# Regression Homework
In this homework we will review the process of generating an Ordinary Least Squares regression model. We will review the information that it can tell us about the relationship between variables.

Like always, we need to load in a few libaries first:

In [None]:
import statsmodels.formula.api as smf
import statsmodels.api as sm
from datascience import Table
from questioner import question, multiple_choice

Next, we need to load in our election data. This table represents presidential election outcomes from 1880 to now. In each row, we have collected information about different features during that year, such as inflation or the presence of a war.

In [None]:
elections = Table.read_table('jason_data/data/fair.csv')
elections

If we want to see the relationship between vote share and a variable, such as economic growth, we use the <code>smf.ols('y_variable ~ x_variable', data=data_table).fit()</code> function. To see the result, we call <code>.summary()</code>. Below, we produce the regression results for the relationship between vote share and inflation.  

**NOTE:** Most of the results of this table are outside the scope of this course. The important values for you to consider are the number of observations, adjusted R-squared value and the coefficient, standard errors, t-statistics, and p-values associated with the different independent variables.

In [None]:
vote_inflation_ols = smf.ols('VOTE ~ INFLATION', data=elections).fit()
vote_inflation_ols.summary()

In the table that is produced by the <code>.summary()</code> function, there is a row labeled "INFLATION".What does it tell us about the coefficient for the linear relationship between inflation and presidential vote share?

*YOUR ANSWER HERE*

Now, let's produce the OLS regression results for vote share and economic growth (the "GROWTH" column): 

In [None]:
vote_inflation_ols = ...
vote_inflation_ols.summary()

Using the "GROWTH" row, we can review what we can determine about the relationship between growth and presidential vote share. Is the relationship statistically significant?

*YOUR ANSWER HERE*

To use multiple variables, we can modify how we interact with the original function like so: <code>smf.ols('dependent_variable ~ independent_var_1 + independent_var_2 + ...', data=data_table).fit()</code>. Below, we run the regression between the two independent variables economic growth and monetary inflation.

In [None]:
vote_inflation_growth_ols = smf.ols('VOTE ~ INFLATION + GROWTH', data=elections).fit()
vote_inflation_growth_ols.summary()

Compare the coefficient and p-values for the two independent variables compared to when we just ran bivariate regression using each of them individually. How do these values change?

*YOUR ANSWER HERE*

Now, run the multivariate regression for the relationship between voteshare and "GOODNEWS" and "WAR":

In [None]:
vote_goodnews_war_ols = ...
vote_goodnews_war_ols.summary()

**Coeffecient Review:**
Using the coefficients for the intercept, GOODNEWS, and WAR variables, during peace time, how many months of good economic news is necessary for the incumbent to win?

*YOUR ANSWER HERE*

Is GOODNEWS statistically significant at the .05 level? What about at .01? What does this imply about positive economic news and incumbent voteshare?

*YOUR ANSWER HERE*

Let's practice generating confidence intervals. As we have seen in past lectures, the 95% confidence interval is calculated with $\beta \pm t_{critical} * se(\beta)$. Let's find the 95% confidence interval for the GOODNEWS coefficient.

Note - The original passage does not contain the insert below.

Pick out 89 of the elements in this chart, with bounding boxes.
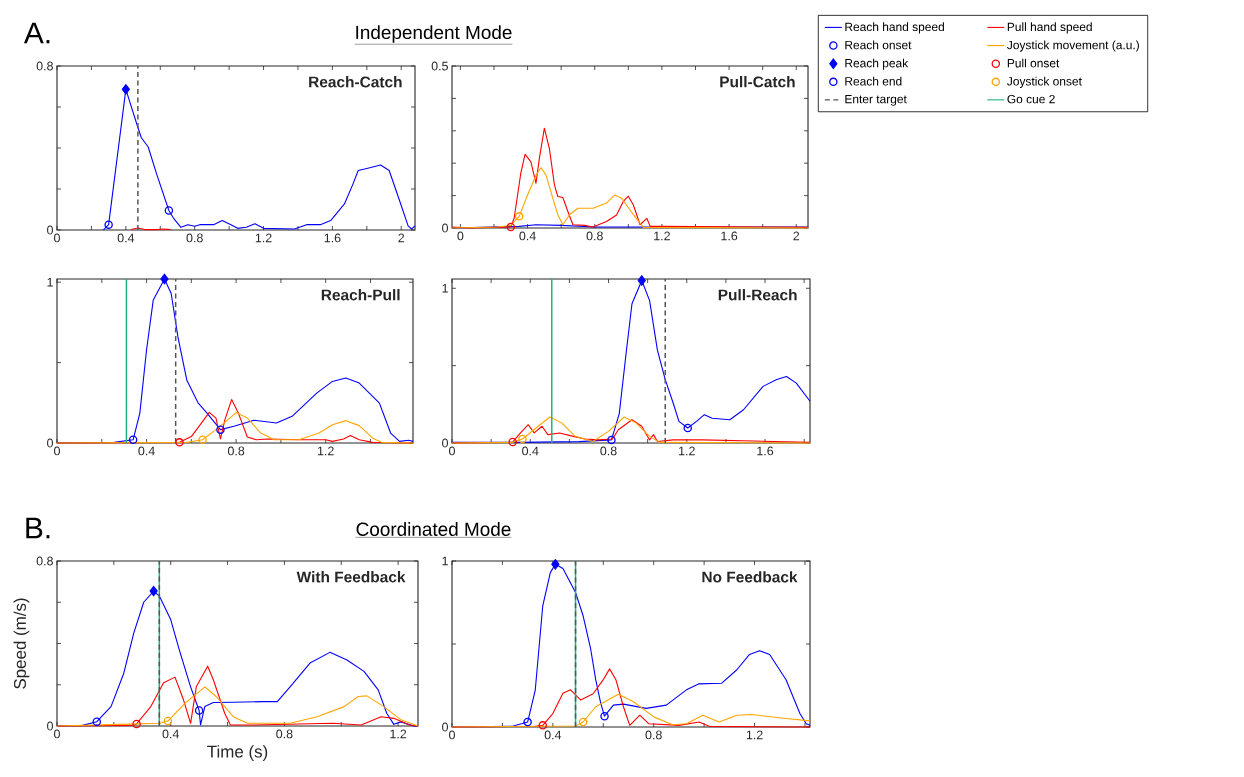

Using the number of observations in the summary and the t-table in the back of your textbook, find the critical value of t, and store it in the variable below.

In [None]:
t_critical = ...
t_critical

Next, use the summary table to store the standard error for the GOODNEWS coefficient.

In [None]:
goodnews_se = ...
goodnews_se

Using the standard error, calculate the 95% confidence interval. In the cell below, fill out the values for the lower and upper bound of the interval. Does it match what the <code>.summary()</code> function returns?

In [None]:
goodnews_lower =  0.9843 - t_critical*goodnews_se
goodnews_upper = ...
goodnews_lower, goodnews_upper

Interpret this confidence interval: what can we say about the effect of good news on incumbent vote share?

*YOUR ANSWER HERE*

## OLS Review: Population and Sample Models:
In the following questions, the models in focus are bivariate, using the population model ${Y_i} = \alpha + \beta X_i+u_i$ and sample model ${Y_i} = \hat{\alpha} + \hat{\beta}X_i+\hat{u_i}$  

**NOTE: You need to run the cells for the questions to properly render. Once your answer has been selected, tap on the next cell if you want to use SHIFT-ENTER functionality.**

Which of the following statements are accurate about the population regression model?

In [None]:
question('$u_i$ is the stochastic component of $Y_i$.')
question('$\hat{α}+\hat{β}X_i$ is the systematic component of $Y_i$')
question('Both (a) and (b) are correct')
question('Neither (a) nor (b) are correct')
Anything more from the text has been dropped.